With these tools, you can clip a website address from a message in your email program and paste it into the URL gadget of your web-browser. Or you could grab a section of your workbench screen and paste it into a word processor or dtp program.
One problem though, is that many applications store "clips" in different kinds of clipboards which other programs do not understand. This means that you can not always cut/copy from one application and paste into another. Also, you are usually limited to only pasting the last performed cut/copy. The solution to this is Magnus Holmgren's ClipHistory (aminet: util/cdity/ClipHistory.lha). It provides access to clips from most applications and gives you a pop-up history list to choose from previous clips. ClipHistory is free.
One of the earliest of these utilities is Werner Gunther's XOper (aminet: util/moni/Xoper28.lha), which provides information in response to various keyboard commands. If you want something with a gadget interface, more functions and network support, try Richard Korber's Scout (aminet: util/moni/Scout.lha). XOper and Scout are free.
I did extensive testing of Cyberpatcher, OxyPatcher and the HSMathLibs on an A3000T/25 with a Phase5 Cyberstorm MK2 060/050MHz accelerator. The results were very interesting. Bolded times indicate noticeable improvements that can likely be attributed to the applied patch. Other slightly varied times are more likely a result of background system tasks.

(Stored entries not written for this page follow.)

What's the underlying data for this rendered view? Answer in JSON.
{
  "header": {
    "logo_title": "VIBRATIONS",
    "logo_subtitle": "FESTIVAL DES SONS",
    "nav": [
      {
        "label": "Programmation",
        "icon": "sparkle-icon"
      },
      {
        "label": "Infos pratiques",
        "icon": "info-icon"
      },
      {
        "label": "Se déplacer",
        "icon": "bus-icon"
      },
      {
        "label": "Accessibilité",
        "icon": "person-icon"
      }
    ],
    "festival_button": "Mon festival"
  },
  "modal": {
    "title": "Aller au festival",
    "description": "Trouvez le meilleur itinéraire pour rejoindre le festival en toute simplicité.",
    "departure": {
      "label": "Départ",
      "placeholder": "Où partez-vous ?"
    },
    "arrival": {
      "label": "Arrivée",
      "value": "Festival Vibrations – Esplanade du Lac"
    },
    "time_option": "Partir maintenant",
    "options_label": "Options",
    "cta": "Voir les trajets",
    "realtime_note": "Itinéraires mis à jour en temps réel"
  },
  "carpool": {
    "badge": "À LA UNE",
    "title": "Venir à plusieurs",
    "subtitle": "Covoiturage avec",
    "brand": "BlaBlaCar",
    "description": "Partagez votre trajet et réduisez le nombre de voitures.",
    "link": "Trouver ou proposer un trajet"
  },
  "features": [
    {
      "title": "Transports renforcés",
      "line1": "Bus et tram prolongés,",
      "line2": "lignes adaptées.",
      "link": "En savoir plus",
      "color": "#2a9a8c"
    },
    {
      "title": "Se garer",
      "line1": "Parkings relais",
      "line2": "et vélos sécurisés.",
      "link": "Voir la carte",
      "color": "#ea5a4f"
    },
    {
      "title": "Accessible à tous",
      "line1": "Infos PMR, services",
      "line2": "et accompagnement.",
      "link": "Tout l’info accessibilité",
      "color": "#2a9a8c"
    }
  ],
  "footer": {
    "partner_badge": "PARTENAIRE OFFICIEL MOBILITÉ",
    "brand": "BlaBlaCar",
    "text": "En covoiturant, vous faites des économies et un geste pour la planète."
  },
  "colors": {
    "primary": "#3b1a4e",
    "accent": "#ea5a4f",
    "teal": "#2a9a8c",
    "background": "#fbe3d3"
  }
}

The author of HSMathLibs claims that, of these three programs, his libraries are the fastest. Unfortunately, I was not able to verify that on the test system used. Although the math tests (????) performed did show a very significant increase in speed, I was not able to find any real-life applications that reflected this. It is important to note that these math speed test programs were provided by the HSMathLibs author. This does not, however, mean that his claims are false.
I have seen various mailing-list posts from people who claim to get very significant improvements when using the HSMathLibs; but, those tests could not be verified by me. Better results could very likely be dependent on the accelerator being used.
There is a note in the Phase5 060 notes that suggests that the HSMathLibs might not be compatible with the 68060.library. This could very well explain why I see no speed change. It states as follows: "You need the original Commodore math libraries and not some custom libs found on aminet! The reason is that I have to patch the library base and don't wanna check out every math library incarnation if it supports the math precision hook."
Cyberpatcher / OxyPatcher
I am unsure what the real compilation difference is between the three versions of FlashMandel. There didn't seem to be any difference with any of the tests.